Suppose $G$ is a group of order $pq$ with $p<q, p \nmid q-1$ and $p,q$ are primes. Then $G$ is cyclic.
The way our instructor has proved this theorem is as follows $:$
He first proved that $G$ has a unique Sylow-$p$-subgroup $S_p$ of order $p$ and a unique Sylow-$q$-subgroup of order $q$ by using Sylow's second theorem. Since conjugation of a Sylow-$p$-subgroup by the elements of $G$ is another Sylow-$p$-subgroup of $G$ so by uniqueness it follows that $S_p$ and $S_q$ are normal subgroups of $G$. Then he takes an element $g$ of order $p$ from $S_p$ and an element $h$ of order $q$ from $S_q$ which are possible to take since both $S_p$ and $S_q$ are cyclic of order $p$ and $q$ respectively. Now using the normality criterion of $S_q$ it follows that $ghg^{-1} \in S_q$. Since $S_q$ is a cyclic group generated by $h$ so $ghg^{-1} = h^a$ for some $0 \le a \le q-1$. At this place he claims that $a^p \equiv 1\ (\text {mod}\ q)$ as $g^p = e$. Though I don't understand why it should be true. Then the last few arguments go as follows $:$
So $a$ has order dividing $p$ in $(\Bbb Z/ q \Bbb Z)^*$ which is of order $q-1$. Since $p \nmid q-1$ it follows that $a \equiv 1\ (\text {mod}\ q)$. So $ghg^{-1} = h$ i.e. $g$ and $h$ commute with each other.
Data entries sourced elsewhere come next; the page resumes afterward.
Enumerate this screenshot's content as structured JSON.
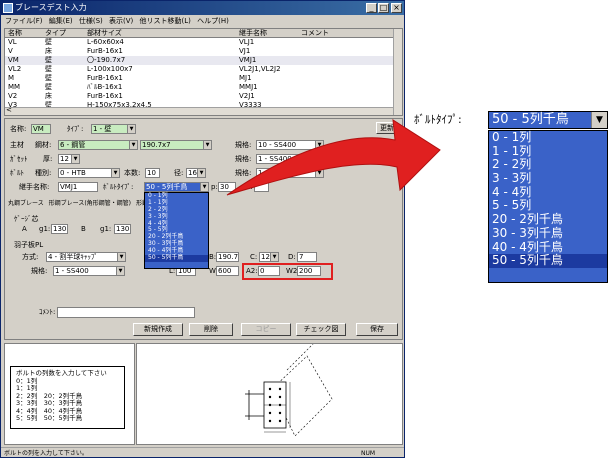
{
  "window": {
    "title": "ブレースデスト入力"
  },
  "menu": [
    "ファイル(F)",
    "編集(E)",
    "仕様(S)",
    "表示(V)",
    "他リスト移動(L)",
    "ヘルプ(H)"
  ],
  "list": {
    "headers": [
      "名称",
      "タイプ",
      "部材サイズ",
      "継手名称",
      "コメント"
    ],
    "rows": [
      [
        "VL",
        "壁",
        "L-60x60x4",
        "VLJ1",
        ""
      ],
      [
        "V",
        "床",
        "FurB-16x1",
        "VJ1",
        ""
      ],
      [
        "VM",
        "壁",
        "〇-190.7x7",
        "VMJ1",
        ""
      ],
      [
        "VL2",
        "壁",
        "L-100x100x7",
        "VL2J1,VL2J2",
        ""
      ],
      [
        "M",
        "壁",
        "FurB-16x1",
        "MJ1",
        ""
      ],
      [
        "MM",
        "壁",
        "ﾊﾞﾙB-16x1",
        "MMJ1",
        ""
      ],
      [
        "V2",
        "床",
        "FurB-16x1",
        "V2J1",
        ""
      ],
      [
        "V3",
        "壁",
        "H-150x75x3.2x4.5",
        "V3333",
        ""
      ]
    ],
    "arrow": "<"
  },
  "form": {
    "name_label": "名称:",
    "name_value": "VM",
    "type_label": "ﾀｲﾌﾟ:",
    "type_value": "1 - 壁",
    "update_button": "更新",
    "main_label": "主材",
    "steel_label": "鋼材:",
    "steel_value": "6 - 鋼管",
    "size_value": "190.7x7",
    "spec_label1": "規格:",
    "spec_value1": "10 - SS400",
    "gusset_label": "ｶﾞｾｯﾄ",
    "thickness_label": "厚:",
    "thickness_value": "12",
    "spec_label2": "規格:",
    "spec_value2": "1 - SS400",
    "bolt_label": "ﾎﾞﾙﾄ",
    "kind_label": "種別:",
    "kind_value": "0 - HTB",
    "count_label": "本数:",
    "count_value": "10",
    "dia_label": "径:",
    "dia_value": "16",
    "spec_label3": "規格:",
    "spec_value3": "1 - S10T",
    "joint_label": "継手名称:",
    "joint_value": "VMJ1",
    "bolt_type_label": "ﾎﾞﾙﾄﾀｲﾌﾟ:",
    "bolt_type_value": "50 - 5列千鳥",
    "p_label": "p:",
    "p_value": "30",
    "e_label": "e:",
    "tabs": [
      "丸鋼ブレース",
      "形鋼ブレース(角形鋼管・鋼管)",
      "形鋼ブ"
    ],
    "gauge_label": "ｹﾞｰｼﾞ芯",
    "a_label": "A",
    "g1_label": "g1:",
    "g1_value": "130",
    "b_label": "B",
    "g1b_label": "g1:",
    "g1b_value": "130",
    "plate_label": "羽子板PL",
    "method_label": "方式:",
    "method_value": "4 - 割半球ｷｬｯﾌﾟ",
    "b2_label": "B:",
    "b2_value": "190.7",
    "c_label": "C:",
    "c_value": "12",
    "d_label": "D:",
    "d_value": "7",
    "spec_label4": "規格:",
    "spec_value4": "1 - SS400",
    "l_label": "L:",
    "l_value": "100",
    "w_label": "W:",
    "w_value": "600",
    "a2_label": "A2:",
    "a2_value": "0",
    "w2_label": "W2:",
    "w2_value": "200",
    "comment_label": "ｺﾒﾝﾄ:"
  },
  "buttons": {
    "new": "新規作成",
    "delete": "削除",
    "copy": "コピー",
    "check": "チェック図",
    "save": "保存"
  },
  "bolt_options": [
    "0 - 1列",
    "1 - 1列",
    "2 - 2列",
    "3 - 3列",
    "4 - 4列",
    "5 - 5列",
    "20 - 2列千鳥",
    "30 - 3列千鳥",
    "40 - 4列千鳥",
    "50 - 5列千鳥"
  ],
  "info": {
    "title": "ボルトの列数を入力して下さい",
    "lines": [
      "0：1列",
      "1：1列",
      "2：2列　20：2列千鳥",
      "3：3列　30：3列千鳥",
      "4：4列　40：4列千鳥",
      "5：5列　50：5列千鳥"
    ]
  },
  "status": {
    "text": "ボルトの列を入力して下さい。",
    "num": "NUM"
  },
  "zoom": {
    "label": "ﾎﾞﾙﾄﾀｲﾌﾟ:",
    "value": "50 - 5列千鳥"
  },
  "colors": {
    "selection": "#3a62c8",
    "highlight_box": "#e02020",
    "arrow": "#e02020",
    "field_green": "#c8ecc0"
  }
}
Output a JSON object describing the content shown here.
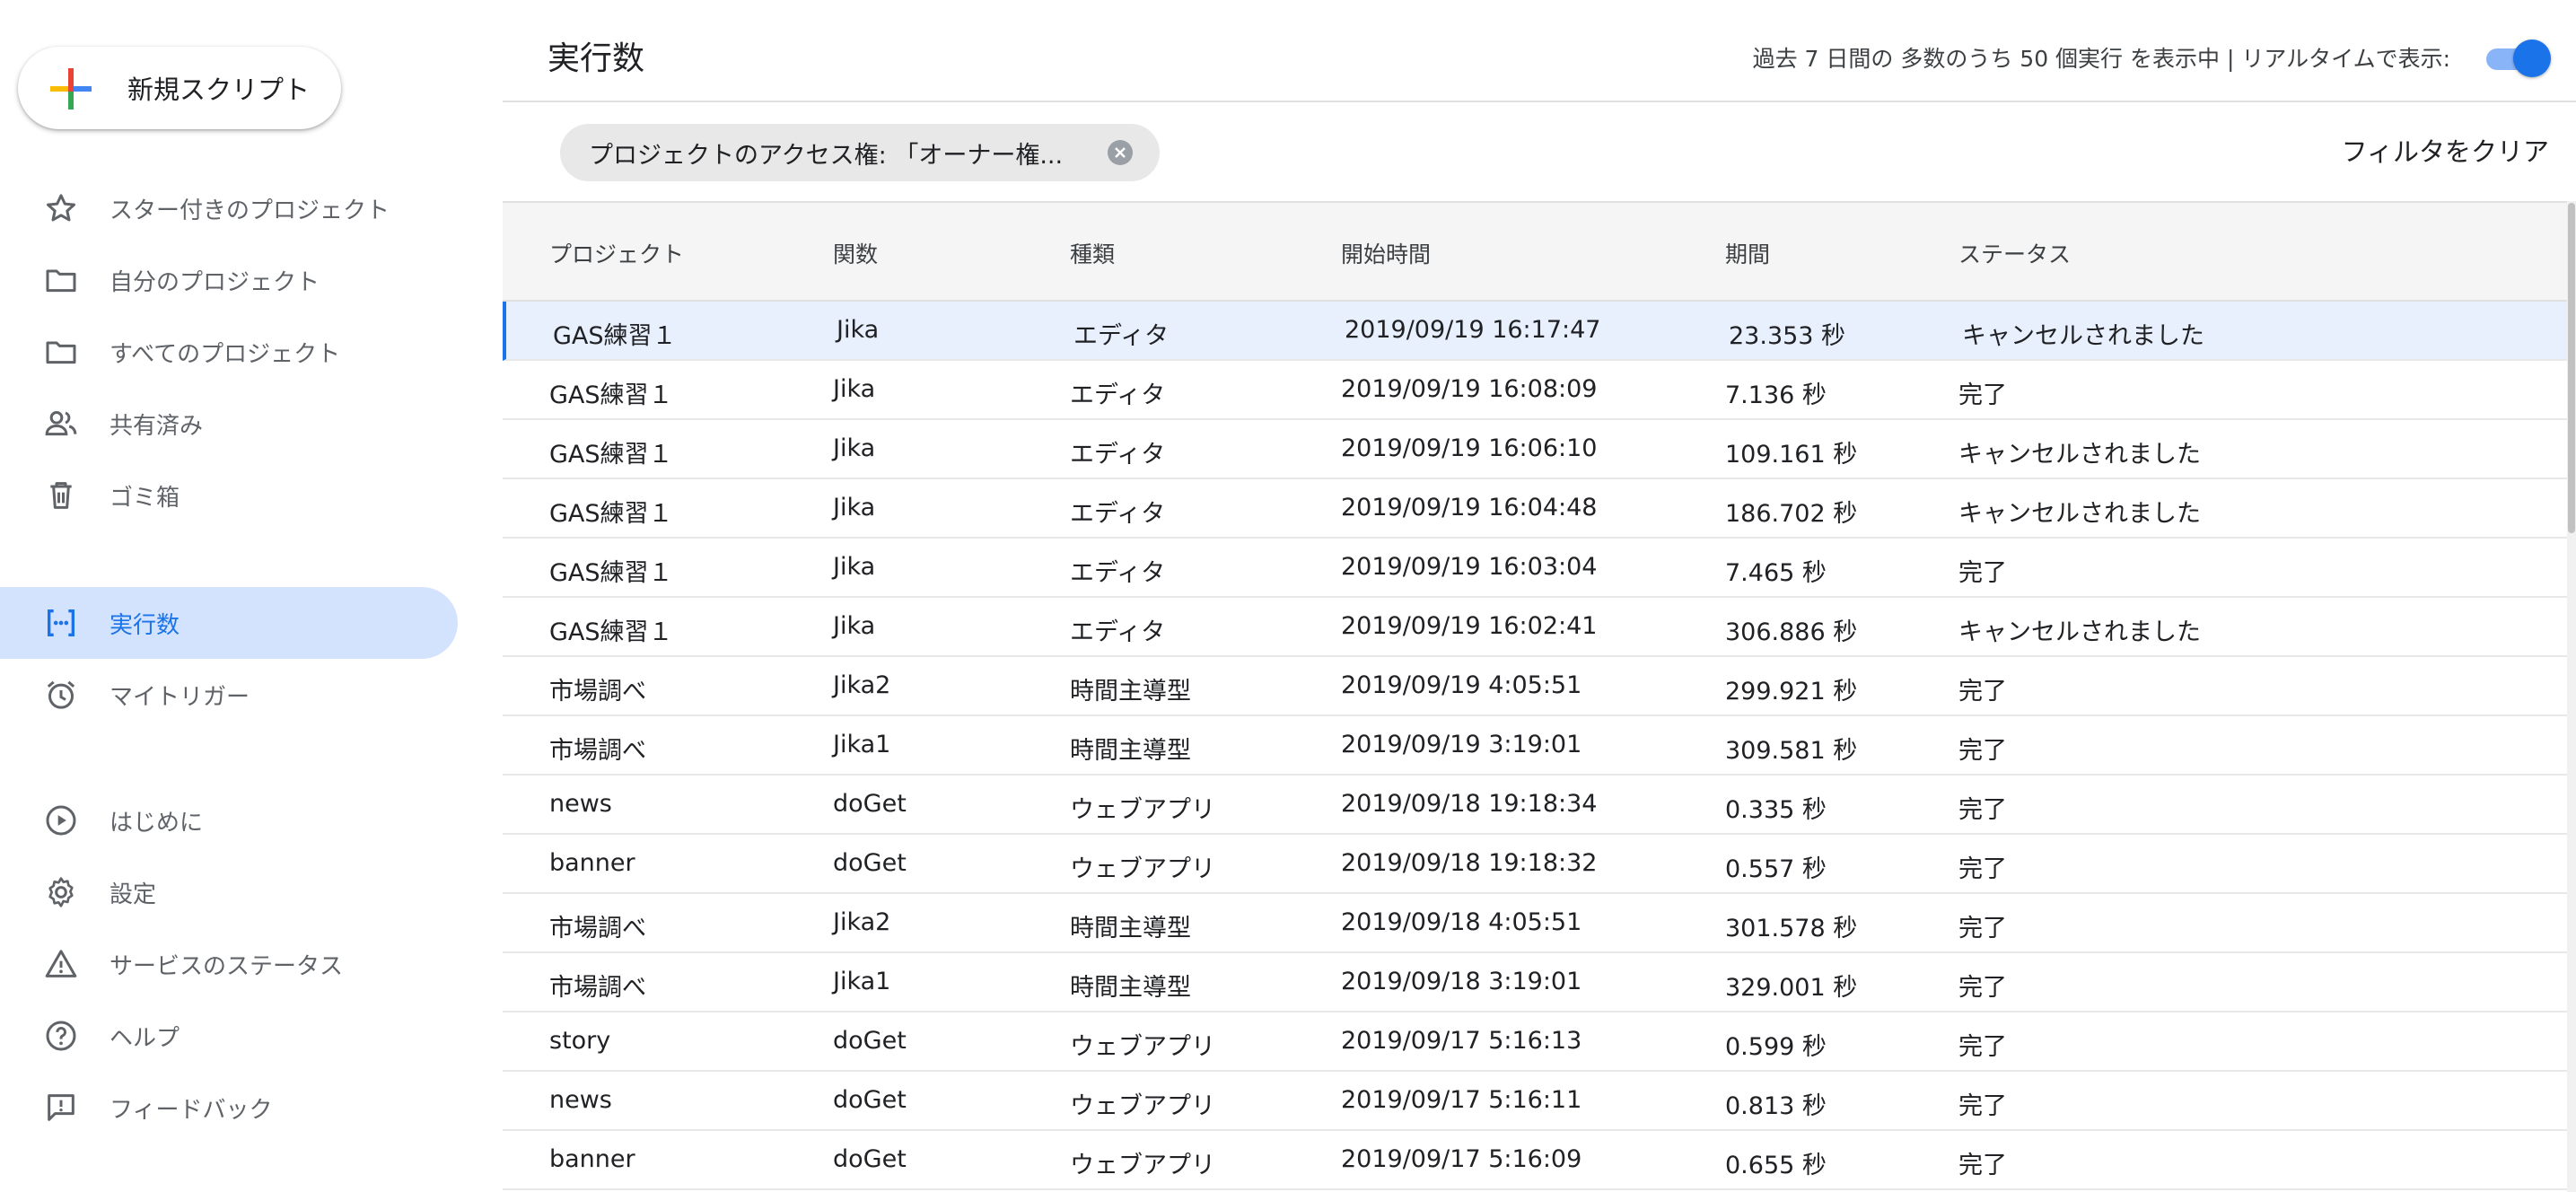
{
  "sidebar": {
    "new_script_label": "新規スクリプト",
    "items": [
      {
        "label": "スター付きのプロジェクト",
        "icon": "star-icon"
      },
      {
        "label": "自分のプロジェクト",
        "icon": "folder-icon"
      },
      {
        "label": "すべてのプロジェクト",
        "icon": "folder-icon"
      },
      {
        "label": "共有済み",
        "icon": "people-icon"
      },
      {
        "label": "ゴミ箱",
        "icon": "trash-icon"
      },
      {
        "label": "実行数",
        "icon": "executions-icon",
        "active": true
      },
      {
        "label": "マイトリガー",
        "icon": "alarm-icon"
      },
      {
        "label": "はじめに",
        "icon": "play-circle-icon"
      },
      {
        "label": "設定",
        "icon": "gear-icon"
      },
      {
        "label": "サービスのステータス",
        "icon": "warning-icon"
      },
      {
        "label": "ヘルプ",
        "icon": "help-icon"
      },
      {
        "label": "フィードバック",
        "icon": "feedback-icon"
      }
    ]
  },
  "header": {
    "title": "実行数",
    "info": "過去 7 日間の 多数のうち 50 個実行 を表示中  |  リアルタイムで表示:",
    "realtime_enabled": true
  },
  "filter": {
    "chip_label": "プロジェクトのアクセス権: 「オーナー権...",
    "clear_label": "フィルタをクリア"
  },
  "table": {
    "columns": [
      "プロジェクト",
      "関数",
      "種類",
      "開始時間",
      "期間",
      "ステータス"
    ],
    "rows": [
      [
        "GAS練習１",
        "Jika",
        "エディタ",
        "2019/09/19 16:17:47",
        "23.353 秒",
        "キャンセルされました"
      ],
      [
        "GAS練習１",
        "Jika",
        "エディタ",
        "2019/09/19 16:08:09",
        "7.136 秒",
        "完了"
      ],
      [
        "GAS練習１",
        "Jika",
        "エディタ",
        "2019/09/19 16:06:10",
        "109.161 秒",
        "キャンセルされました"
      ],
      [
        "GAS練習１",
        "Jika",
        "エディタ",
        "2019/09/19 16:04:48",
        "186.702 秒",
        "キャンセルされました"
      ],
      [
        "GAS練習１",
        "Jika",
        "エディタ",
        "2019/09/19 16:03:04",
        "7.465 秒",
        "完了"
      ],
      [
        "GAS練習１",
        "Jika",
        "エディタ",
        "2019/09/19 16:02:41",
        "306.886 秒",
        "キャンセルされました"
      ],
      [
        "市場調べ",
        "Jika2",
        "時間主導型",
        "2019/09/19 4:05:51",
        "299.921 秒",
        "完了"
      ],
      [
        "市場調べ",
        "Jika1",
        "時間主導型",
        "2019/09/19 3:19:01",
        "309.581 秒",
        "完了"
      ],
      [
        "news",
        "doGet",
        "ウェブアプリ",
        "2019/09/18 19:18:34",
        "0.335 秒",
        "完了"
      ],
      [
        "banner",
        "doGet",
        "ウェブアプリ",
        "2019/09/18 19:18:32",
        "0.557 秒",
        "完了"
      ],
      [
        "市場調べ",
        "Jika2",
        "時間主導型",
        "2019/09/18 4:05:51",
        "301.578 秒",
        "完了"
      ],
      [
        "市場調べ",
        "Jika1",
        "時間主導型",
        "2019/09/18 3:19:01",
        "329.001 秒",
        "完了"
      ],
      [
        "story",
        "doGet",
        "ウェブアプリ",
        "2019/09/17 5:16:13",
        "0.599 秒",
        "完了"
      ],
      [
        "news",
        "doGet",
        "ウェブアプリ",
        "2019/09/17 5:16:11",
        "0.813 秒",
        "完了"
      ],
      [
        "banner",
        "doGet",
        "ウェブアプリ",
        "2019/09/17 5:16:09",
        "0.655 秒",
        "完了"
      ]
    ]
  },
  "colors": {
    "accent": "#1a73e8",
    "active_nav_bg": "#d3e3fd",
    "selected_row_bg": "#e8f0fe"
  }
}
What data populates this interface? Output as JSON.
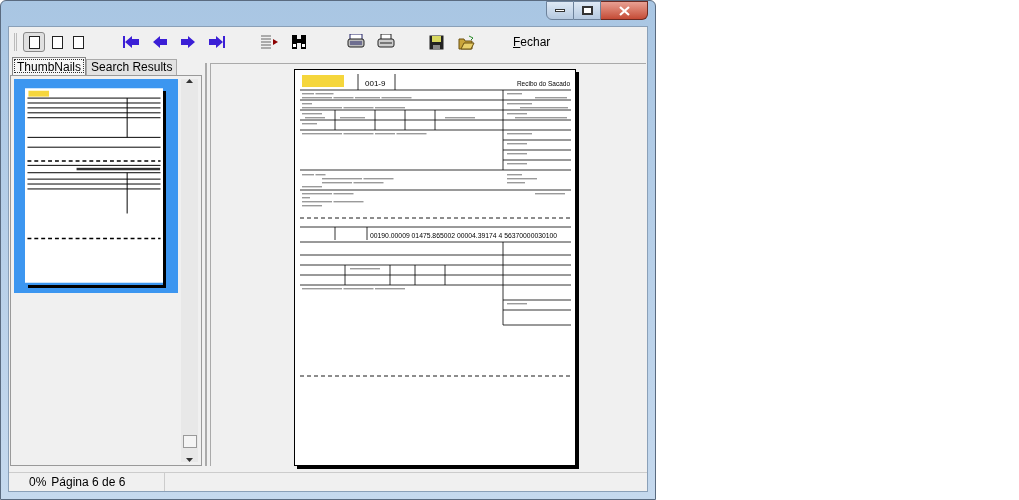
{
  "toolbar": {
    "view_modes": [
      {
        "selected": true
      },
      {
        "selected": false
      },
      {
        "selected": false
      }
    ],
    "close_label": "Fechar"
  },
  "tabs": [
    {
      "label": "ThumbNails",
      "selected": true
    },
    {
      "label": "Search Results",
      "selected": false
    }
  ],
  "thumbnails": [
    {
      "selected": true
    }
  ],
  "document": {
    "bank_code": "001-9",
    "title": "Recibo do Sacado",
    "digitable_line": "00190.00009 01475.865002 00004.39174 4 56370000030100"
  },
  "status_bar": {
    "progress": "0%",
    "page": "Página 6 de 6"
  }
}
Since order of $g$ and $h$ are relatively prime to each other it follows that $o(gh) = o(g)o(h) = pq,$ where $o(g)$ denotes the order of the element $g \in G$. This proves that $G$ is a cyclic group generated by the element $gh \in G$.
Can anybody please help me to point out why $a^p \equiv 1\ (\text {mod}\ q)$? Then it will be really helpful for me.
Thank you very much.